Felmberg: Wir dürfen nicht mit dem Rasenmäher vorgehen und überall sparen, sondern müssen darüber reden, wo es sinnvoll ist und wo nicht. Wir sollten Stärken stärken und zugleich sehen, was sich im evangelischen Bereich nicht mehr lohnt. Das muss sehr differenziert angeschaut werden. Und natürlich ist auch die Militärseelsorge im Rahmen ihrer Möglichkeiten zu Einsparungen bereit.

In der Corona-Krise hilft auch die Bundeswehr den vielerorts überforderten Gesundheitsämtern. Manche sehen das kritisch, lehnen Unterstützung ab. Können Sie das verstehen?

Felmberg: Soweit ich das beurteilen kann, sind die meisten Behörden für die Hilfe der Bundeswehr sehr dankbar, auch wenn es in Berlin den einen oder anderen Bezirk gibt, der das anders sieht. Ich halte es für völlig normal und sinnvoll, wenn die Bundeswehr in zivilen Krisenzeiten hilft. Hilfe der Bundeswehr unter anderem bei Hochwasser-Katastrophen hat sicher dazu beigetragen, dass ihr Ansehen in der Bevölkerung gestiegen ist.

"Ethische Bildung muss Bestandteil der Ausbildung sein"

Die Bundeswehr geriet zuletzt unter anderem wegen rechtsextremistischer Umtriebe im Kommando Spezialkräfte in die Schlagzeilen. Sehen Sie da für sich eine Aufgabe?

Felmberg: Das ist weniger ein Aufgabenfeld für die Seelsorge, denn für den lebenskundlichen Unterricht, den die Militärgeistlichen in der Bundeswehr leisten. Der Freiraum zur ethischen Diskussion muss genutzt werden, um deutlich zu machen, für welche Werte die Bundesrepublik Deutschland steht. Wir können dort als Kirche einwirken. Gerade wenn es um ethische Fragestellungen und Persönlichkeitsbildung geht, sind Dienstvorgesetzte im Unterricht oft nicht die geeigneten Gesprächspartner. Militärseelsorge kann hier einen wichtigen Freiraum außerhalb der militärischen Hierarchie bieten.

Werden Sie das auch in Ihren Gesprächen mit den Militärseelsorgern vor Ort besprechen? Dass sie von den mehr als 1000 vom Militärischen Abschirmdienst (MAD) seit 2017 registrierten Verdachtsfällen nichts mitbekommen haben, ist doch schwer vorstellbar.

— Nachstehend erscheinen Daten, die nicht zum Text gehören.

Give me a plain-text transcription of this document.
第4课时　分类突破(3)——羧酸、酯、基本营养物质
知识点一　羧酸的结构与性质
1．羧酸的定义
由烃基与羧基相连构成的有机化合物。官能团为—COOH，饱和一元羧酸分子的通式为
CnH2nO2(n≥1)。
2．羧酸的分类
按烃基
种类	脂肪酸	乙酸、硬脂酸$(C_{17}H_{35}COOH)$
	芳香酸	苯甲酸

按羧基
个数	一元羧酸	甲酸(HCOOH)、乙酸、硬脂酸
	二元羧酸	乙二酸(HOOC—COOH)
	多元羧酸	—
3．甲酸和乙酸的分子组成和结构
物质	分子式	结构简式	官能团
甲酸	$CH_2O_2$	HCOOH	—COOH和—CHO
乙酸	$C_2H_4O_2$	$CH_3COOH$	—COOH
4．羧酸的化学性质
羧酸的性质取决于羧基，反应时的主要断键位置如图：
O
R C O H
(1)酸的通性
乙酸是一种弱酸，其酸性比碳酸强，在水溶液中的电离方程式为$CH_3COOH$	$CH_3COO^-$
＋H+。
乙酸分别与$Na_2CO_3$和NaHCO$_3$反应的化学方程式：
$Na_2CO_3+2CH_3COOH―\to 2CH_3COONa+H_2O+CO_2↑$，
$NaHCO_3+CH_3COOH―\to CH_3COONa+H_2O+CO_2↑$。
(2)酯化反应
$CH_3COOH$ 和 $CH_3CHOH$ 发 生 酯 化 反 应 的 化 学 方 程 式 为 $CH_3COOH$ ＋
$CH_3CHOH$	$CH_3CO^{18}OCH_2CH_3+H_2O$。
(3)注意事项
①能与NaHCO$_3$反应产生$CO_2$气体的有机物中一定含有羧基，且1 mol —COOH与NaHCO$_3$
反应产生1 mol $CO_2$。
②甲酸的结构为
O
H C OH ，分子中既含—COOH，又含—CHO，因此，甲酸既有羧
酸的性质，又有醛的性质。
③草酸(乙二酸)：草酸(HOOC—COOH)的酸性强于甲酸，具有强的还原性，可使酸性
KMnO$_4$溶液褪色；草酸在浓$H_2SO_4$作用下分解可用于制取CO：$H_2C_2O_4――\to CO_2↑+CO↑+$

Felmberg: Sicher werde ich das ansprechen. Für die nächsten Wochen ist geplant, die einzelnen Konvente zu besuchen, um dort mit den Pfarrerinnen und Pfarrern unter anderem über den lebenskundlichen Unterricht zu sprechen. Ich telefoniere seit meinem Amtsbeginn täglich mit rund einem Dutzend Militärpfarrern und -pfarrerinnen, um möglichst alle 105 wenigstens einmal kurz am Ohr gehabt zu haben. Dabei geht es aber eher um einen ersten Eindruck über ihre Arbeit vor allem jetzt in der Corona-Zeit.

Ihr Amtsvorgänger Sigurd Rink hat die Abschaffung der Wehrpflicht immer wieder kritisch kommentiert. Er sprach von "neuen Söldnern". Teilen Sie die Kritik?

Felmberg: Ich glaube, dass die Aussetzung der Wehrpflicht momentan politisch nicht zur Disposition steht. In einer Berufsarmee werden aber die schon angesprochenen Dinge eben noch viel wichtiger: lebenskundlicher Unterricht, innere Führung, ethische Bildung. Sie müssen verpflichtender Bestandteil der Ausbildung von Soldatinnen und Soldaten sein. Es geht bei der Bundeswehr nicht nur um die besten Geräte, sondern auch um die besten Werte.

"Am Ende muss der Mensch entscheiden, nicht ein Algorithmus"

Die CDU-Vorsitzende und Verteidigungsministerin Annegret Kramp-Karrenbauer hat sich für ein Dienstjahr - abzuleisten in der Bundeswehr oder im sozialen Bereich - stark gemacht. Was halten Sie von der Idee?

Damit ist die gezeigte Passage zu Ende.